In this paper, we have considered a deterministic epidemic model with logistic growth rate of the susceptible population, non-monotone incidence rate, nonlinear treatment function with impact of limited hospital beds and performed control strategies.

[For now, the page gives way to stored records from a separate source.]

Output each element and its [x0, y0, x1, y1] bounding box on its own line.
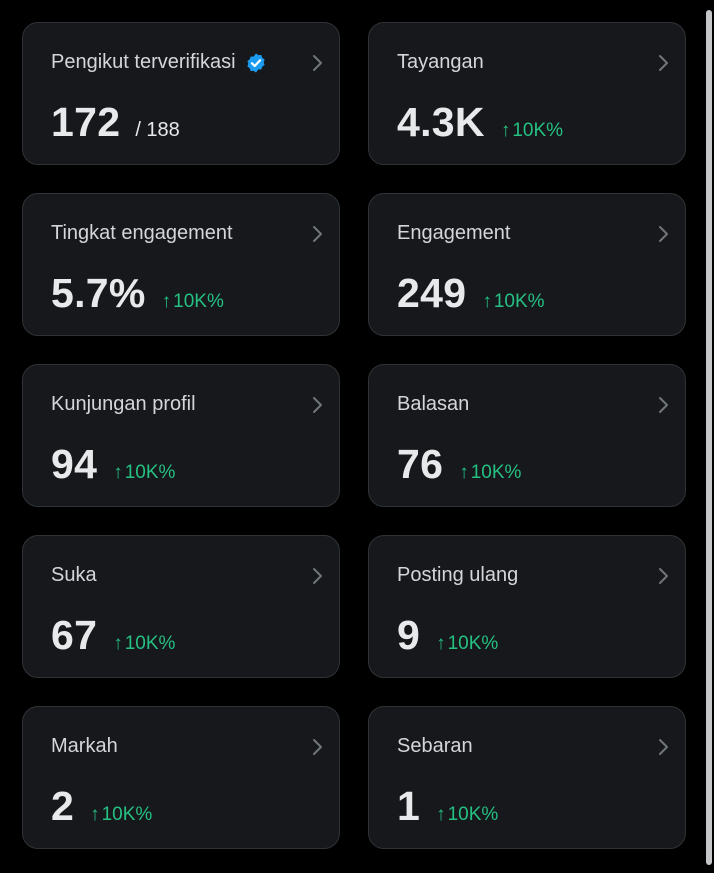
metric-card-engagement-rate[interactable]: Tingkat engagement 5.7% ↑ 10K% — [22, 193, 340, 336]
metric-delta-value: 10K% — [124, 633, 176, 654]
metric-card-profile-visits[interactable]: Kunjungan profil 94 ↑ 10K% — [22, 364, 340, 507]
metric-value: 4.3K — [397, 99, 485, 145]
card-label-text: Pengikut terverifikasi — [51, 51, 236, 73]
metric-card-verified-followers[interactable]: Pengikut terverifikasi 172 / 188 — [22, 22, 340, 165]
chevron-right-icon — [659, 739, 668, 755]
card-label: Engagement — [397, 222, 511, 244]
arrow-up-icon: ↑ — [161, 291, 172, 312]
metric-delta-value: 10K% — [101, 804, 153, 825]
metric-card-likes[interactable]: Suka 67 ↑ 10K% — [22, 535, 340, 678]
arrow-up-icon: ↑ — [113, 633, 123, 654]
metrics-grid: Pengikut terverifikasi 172 / 188 Tayanga… — [22, 22, 686, 849]
metric-row: 67 ↑ 10K% — [51, 612, 175, 658]
metric-delta-value: 10K% — [493, 291, 545, 312]
metric-delta: ↑ 10K% — [90, 804, 152, 826]
arrow-up-icon: ↑ — [436, 633, 446, 654]
metric-row: 2 ↑ 10K% — [51, 783, 152, 829]
metric-row: 94 ↑ 10K% — [51, 441, 175, 487]
card-label: Suka — [51, 564, 97, 586]
metric-value: 94 — [51, 441, 98, 487]
metric-row: 172 / 188 — [51, 99, 180, 145]
scrollbar[interactable] — [706, 10, 712, 865]
chevron-right-icon — [659, 397, 668, 413]
metric-value: 172 — [51, 99, 121, 145]
metric-delta: ↑ 10K% — [436, 804, 498, 826]
metric-row: 5.7% ↑ 10K% — [51, 270, 224, 316]
metric-row: 76 ↑ 10K% — [397, 441, 521, 487]
metric-row: 249 ↑ 10K% — [397, 270, 545, 316]
metric-delta: ↑ 10K% — [436, 633, 498, 655]
card-label: Balasan — [397, 393, 470, 415]
card-label: Sebaran — [397, 735, 473, 757]
arrow-up-icon: ↑ — [500, 120, 511, 141]
chevron-right-icon — [659, 568, 668, 584]
card-label: Posting ulang — [397, 564, 519, 586]
metric-delta: ↑ 10K% — [162, 291, 224, 313]
metric-delta-value: 10K% — [447, 633, 499, 654]
metric-card-bookmarks[interactable]: Markah 2 ↑ 10K% — [22, 706, 340, 849]
metric-delta-value: 10K% — [470, 462, 522, 483]
chevron-right-icon — [659, 55, 668, 71]
arrow-up-icon: ↑ — [482, 291, 492, 312]
arrow-up-icon: ↑ — [113, 462, 123, 483]
metric-value: 249 — [397, 270, 467, 316]
metric-delta: ↑ 10K% — [482, 291, 544, 313]
metric-value: 5.7% — [51, 270, 146, 316]
metric-value: 67 — [51, 612, 98, 658]
metric-card-shares[interactable]: Sebaran 1 ↑ 10K% — [368, 706, 686, 849]
metric-card-engagements[interactable]: Engagement 249 ↑ 10K% — [368, 193, 686, 336]
arrow-up-icon: ↑ — [436, 804, 446, 825]
metric-delta-value: 10K% — [173, 291, 224, 312]
chevron-right-icon — [313, 568, 322, 584]
metric-value: 2 — [51, 783, 75, 829]
metric-card-reposts[interactable]: Posting ulang 9 ↑ 10K% — [368, 535, 686, 678]
arrow-up-icon: ↑ — [459, 462, 469, 483]
metric-card-replies[interactable]: Balasan 76 ↑ 10K% — [368, 364, 686, 507]
chevron-right-icon — [313, 226, 322, 242]
metric-delta: ↑ 10K% — [113, 633, 175, 655]
metric-delta-value: 10K% — [124, 462, 176, 483]
card-label: Tayangan — [397, 51, 484, 73]
metric-row: 4.3K ↑ 10K% — [397, 99, 563, 145]
card-label: Markah — [51, 735, 118, 757]
card-label: Tingkat engagement — [51, 222, 233, 244]
verified-badge-icon — [246, 53, 265, 73]
chevron-right-icon — [313, 55, 322, 71]
arrow-up-icon: ↑ — [90, 804, 100, 825]
metric-value: 76 — [397, 441, 444, 487]
metric-row: 9 ↑ 10K% — [397, 612, 498, 658]
metric-delta-value: 10K% — [512, 120, 564, 141]
metric-value: 1 — [397, 783, 421, 829]
metric-row: 1 ↑ 10K% — [397, 783, 498, 829]
chevron-right-icon — [313, 739, 322, 755]
metric-delta: ↑ 10K% — [459, 462, 521, 484]
metric-card-impressions[interactable]: Tayangan 4.3K ↑ 10K% — [368, 22, 686, 165]
metric-delta-value: 10K% — [447, 804, 499, 825]
metric-delta: ↑ 10K% — [501, 120, 563, 142]
card-label: Pengikut terverifikasi — [51, 50, 267, 74]
metric-delta: ↑ 10K% — [113, 462, 175, 484]
metric-total: / 188 — [135, 119, 180, 141]
chevron-right-icon — [659, 226, 668, 242]
card-label: Kunjungan profil — [51, 393, 196, 415]
metric-value: 9 — [397, 612, 421, 658]
chevron-right-icon — [313, 397, 322, 413]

The existence and stability of equilibria as well as persistence and extinction of the infection have been studied here. We have investigated different types of bifurcations, namely Transcritical bifurcation, Backward bifurcation, Saddle-node bifurcation and Hopf bifurcation, at different equilibrium points under some parametric restrictions. Numerical simulation for each of the above-defined bifurcations shows the complex dynamical phenomenon of the infectious disease. Furthermore, optimal control strategies are performed using Pontryagin’s maximum principle and strategies of controls are studied for two infectious diseases. Lastly using efficiency analysis we have found the effective control strategies for both cases.

在本文中，我们考虑了一个确定性流行病模型，该模型具有易感人群的逻辑增长率、非单调发病率、具有有限病床影响的非线性治疗函数，并执行了控制策略。此处研究了平衡的存在和稳定性以及感染的持续和消退。我们研究了不同类型的分岔，即跨临界分岔、后向分岔、鞍节点分岔和 Hopf 分岔，在一些参数限制下的不同平衡点。上述定义的每个分叉的数值模拟显示了传染病的复杂动力学现象。此外，使用 Pontryagin 的最大原理执行最佳控制策略，并研究了两种传染病的控制策略。最后使用效率分析，我们发现了两种情况下的有效控制策略。